Episode 2: Routing Signals
Discover how to manage signal flow within your pipelines. This episode covers combining, selecting, splitting, and mixing signals, which are the foundation for building complex, multi-stream processing setups.
The Router node in g.Pype is a flexible tool for managing signal flow in your pipeline. With a single node, you can:
Combine signals from multiple input ports into one output port
Select specific channels from one input port to one output port
Split signals from one input port to multiple output ports
Mix signals from several input ports to several output ports
All these behaviors are controlled by the input_channels and output_channels parameters.
Below, we will explore how to use the Router for each scenario.
The Router node can be configured to combine signals from multiple input sources.
To demonstrate this, create four sources source1 to source4
as shown in the code below. Each source generates a single-channel sinusoid
with frequencies 2, 4, 6, and 8 Hz, respectively. Next, create a Router node
named combiner with input_channels=[[0], [0], [0], [0]] to combine these
four single-channel sources into one multi-channel signal:
1import gpype as gp
2
3if __name__ == "__main__":
4
5 app = gp.MainApp()
6 p = gp.Pipeline()
7
8 source1, source2, source3, source4 = [
9 gp.Generator(channel_count=1,
10 signal_frequency=f,
11 signal_amplitude=25) for f in (2, 4, 6, 8)
12 ]
13
14 combiner = gp.Router(input_channels=[[0], [0], [0], [0]])
15
16 scope = gp.TimeSeriesScope()
Note – input_channels List Notation
The input_channels parameter can be a list of lists:
each entry of the outer list corresponds to an input port,
while each inner list specifies the channel indices to be
taken from that port.
We will explore an alternative dictionary-style notation below.

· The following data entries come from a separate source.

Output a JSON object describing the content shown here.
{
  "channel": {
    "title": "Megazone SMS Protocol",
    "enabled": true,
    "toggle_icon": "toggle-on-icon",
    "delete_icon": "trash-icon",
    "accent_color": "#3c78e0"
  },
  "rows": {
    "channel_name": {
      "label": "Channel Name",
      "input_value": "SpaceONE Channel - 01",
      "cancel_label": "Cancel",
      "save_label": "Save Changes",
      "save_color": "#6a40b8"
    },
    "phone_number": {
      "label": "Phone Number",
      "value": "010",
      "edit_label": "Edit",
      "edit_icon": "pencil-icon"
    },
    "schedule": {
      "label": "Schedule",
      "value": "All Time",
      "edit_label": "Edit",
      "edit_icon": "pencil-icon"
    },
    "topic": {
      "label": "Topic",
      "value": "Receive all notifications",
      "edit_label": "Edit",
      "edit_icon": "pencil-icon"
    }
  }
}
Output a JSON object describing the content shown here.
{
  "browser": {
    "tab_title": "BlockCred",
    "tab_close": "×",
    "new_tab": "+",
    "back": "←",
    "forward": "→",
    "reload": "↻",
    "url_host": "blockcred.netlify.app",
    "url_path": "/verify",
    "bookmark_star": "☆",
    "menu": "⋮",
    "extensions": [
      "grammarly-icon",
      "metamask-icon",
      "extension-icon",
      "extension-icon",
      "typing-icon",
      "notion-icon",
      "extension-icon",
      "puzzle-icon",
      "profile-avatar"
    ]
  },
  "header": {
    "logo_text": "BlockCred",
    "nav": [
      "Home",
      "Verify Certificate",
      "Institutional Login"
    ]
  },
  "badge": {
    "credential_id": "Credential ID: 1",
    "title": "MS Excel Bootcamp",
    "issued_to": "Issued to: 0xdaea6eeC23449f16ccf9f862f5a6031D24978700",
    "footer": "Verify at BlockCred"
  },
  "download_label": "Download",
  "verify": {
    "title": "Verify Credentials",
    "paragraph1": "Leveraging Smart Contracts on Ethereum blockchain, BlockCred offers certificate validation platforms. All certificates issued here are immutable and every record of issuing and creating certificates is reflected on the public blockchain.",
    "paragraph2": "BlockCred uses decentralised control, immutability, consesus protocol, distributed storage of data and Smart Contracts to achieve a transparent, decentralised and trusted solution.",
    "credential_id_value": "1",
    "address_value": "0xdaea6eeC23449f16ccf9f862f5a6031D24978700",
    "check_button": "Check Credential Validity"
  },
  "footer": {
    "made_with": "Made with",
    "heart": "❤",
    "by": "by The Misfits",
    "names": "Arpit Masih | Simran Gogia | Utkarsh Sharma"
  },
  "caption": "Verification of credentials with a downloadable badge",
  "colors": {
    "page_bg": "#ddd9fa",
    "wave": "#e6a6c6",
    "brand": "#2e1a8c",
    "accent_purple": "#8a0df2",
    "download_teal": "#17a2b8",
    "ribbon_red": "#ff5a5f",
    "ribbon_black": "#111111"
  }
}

In this example, the combiner node configured with four input
ports, each taking the first channel of its connected signal. To connect
these input ports to the four sources created above, it is necessary to understand
the port-naming convention in g.Pype nodes.
Note – Router Input Port Naming
The Router node automatically creates its input ports from the
input_channels parameter. These ports are named implicitly as
in1 through inN, where N is the number of input ports.
Note – Default Port Naming
By default, g.Pype nodes with a single input or output port assign the
names in and out to these ports, unless specified otherwise.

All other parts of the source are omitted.